I keep coming back to this, but I shall mention this again. I watched the debate, in 2008, in India's parliament about the Indo-US nuclear energy agreement. During that debate, Rahul Gandhi made a good speech, even tempered, balanced and weaved around stories. However, during the speech, he made an important point, which remains relevant outside the immediate context of the nuclear power debate. He said: India needs to shade its past fears and start thinking like a big country. Those fears, if you reflect on India's behaviour on the international stage, are all too apparent: A nation constantly seeking reaffirmation of its own greatness, touchy about anyone saying anything, and in constant fear of being undermined. We don't want to sign NPT, we don't want to sign Landmine bans, we don't want to curb our carbon emissions. We are always looking at the rear view mirror and expecting others to set examples for us by doing it first. We simply don't want to set examples. But, we also want the world to recognize us in the context of our past glory, we want a permanent seat in UN Security Council, we don't want to be clubbed with Pakistan all the time. In all, we keep behaving as an adolescent nation, eager to be counted among big boys, but don't want the responsibility. Rahul Gandhi was saying that it was time to grow up and fear less and act with more confidence.

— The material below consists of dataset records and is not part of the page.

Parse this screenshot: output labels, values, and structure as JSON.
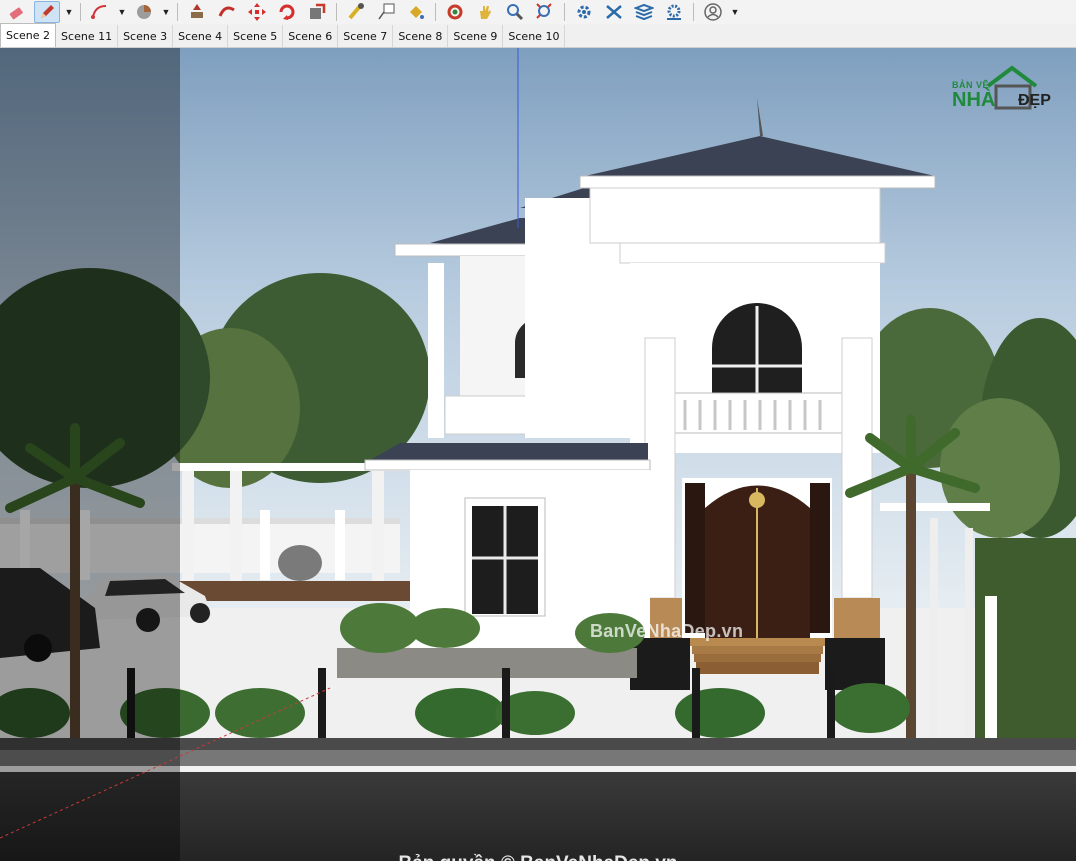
{
  "toolbar": {
    "tools": [
      {
        "icon": "eraser-icon",
        "color": "#e36d7a"
      },
      {
        "icon": "pencil-icon",
        "color": "#c23a2e",
        "active": true
      },
      {
        "icon": "arc-icon",
        "color": "#d0353b"
      },
      {
        "icon": "pie-icon",
        "color": "#a7643a"
      },
      {
        "icon": "push-pull-icon",
        "color": "#b0372b"
      },
      {
        "icon": "follow-me-icon",
        "color": "#c3302a"
      },
      {
        "icon": "move-icon",
        "color": "#d62d2d"
      },
      {
        "icon": "rotate-icon",
        "color": "#d62d2d"
      },
      {
        "icon": "scale-icon",
        "color": "#c8392b"
      },
      {
        "icon": "tape-measure-icon",
        "color": "#d9b024"
      },
      {
        "icon": "text-icon",
        "color": "#555555"
      },
      {
        "icon": "paint-bucket-icon",
        "color": "#d9a826"
      },
      {
        "icon": "orbit-icon",
        "color": "#c83a2a"
      },
      {
        "icon": "pan-icon",
        "color": "#e0b33a"
      },
      {
        "icon": "zoom-icon",
        "color": "#3a6fb8"
      },
      {
        "icon": "zoom-extents-icon",
        "color": "#c8392b"
      },
      {
        "icon": "section-plane-icon",
        "color": "#2a6aa8"
      },
      {
        "icon": "section-cut-icon",
        "color": "#2a6aa8"
      },
      {
        "icon": "layers-icon",
        "color": "#2a6aa8"
      },
      {
        "icon": "settings-gear-icon",
        "color": "#2a6aa8"
      },
      {
        "icon": "user-account-icon",
        "color": "#666666"
      }
    ]
  },
  "scene_tabs": [
    "Scene 2",
    "Scene 11",
    "Scene 3",
    "Scene 4",
    "Scene 5",
    "Scene 6",
    "Scene 7",
    "Scene 8",
    "Scene 9",
    "Scene 10"
  ],
  "active_scene": "Scene 2",
  "logo": {
    "top_text": "BẢN VẼ",
    "brand_left": "NHÀ",
    "brand_right": "ĐẸP"
  },
  "watermark_center": "BanVeNhaDep.vn",
  "copyright": "Bản quyền © BanVeNhaDep.vn",
  "colors": {
    "sky_top": "#7f9fbf",
    "sky_bottom": "#e6edf2",
    "roof": "#3b4254",
    "wall": "#ffffff",
    "door": "#3b1f14",
    "road": "#2f2f2f",
    "grass": "#3e5c2d"
  }
}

I think the same insecurities play on our mind when we look at the NRIs. We want their money, so the government is doing their best to ease up the process of investment in India, but don't want them back. I noted with dismay how reverse migration to India, which peaked last year during the downturn, was received with brickbats, and how the returnees were being treated as 'traitors' to their motherland and were mocked because they had to come back. Remember, many of these people were citizens of other countries already, and their reasons to go back to India was pure economic opportunity. However, we decided to show as much chauvinism as foreigners, particularly Australians, show towards us these days.

In context, I watched the disturbing clip of a Tamilnadu policeman being hacked to death by a gang while ministerial convoys passed them by but failed to stop and the ministers stating that it was not their responsibility to intervene. I keep wondering why we feel so offended when other nations throw racist insults to us Indians while we treat our own citizens so badly in our own country, but the answer is possibly obvious. We imagine India as a middle class nation, and our deeply embedded caste prejudices allow us to exclude all but the middle class [and the civil servants and the maharajas] from our definition of India altogether.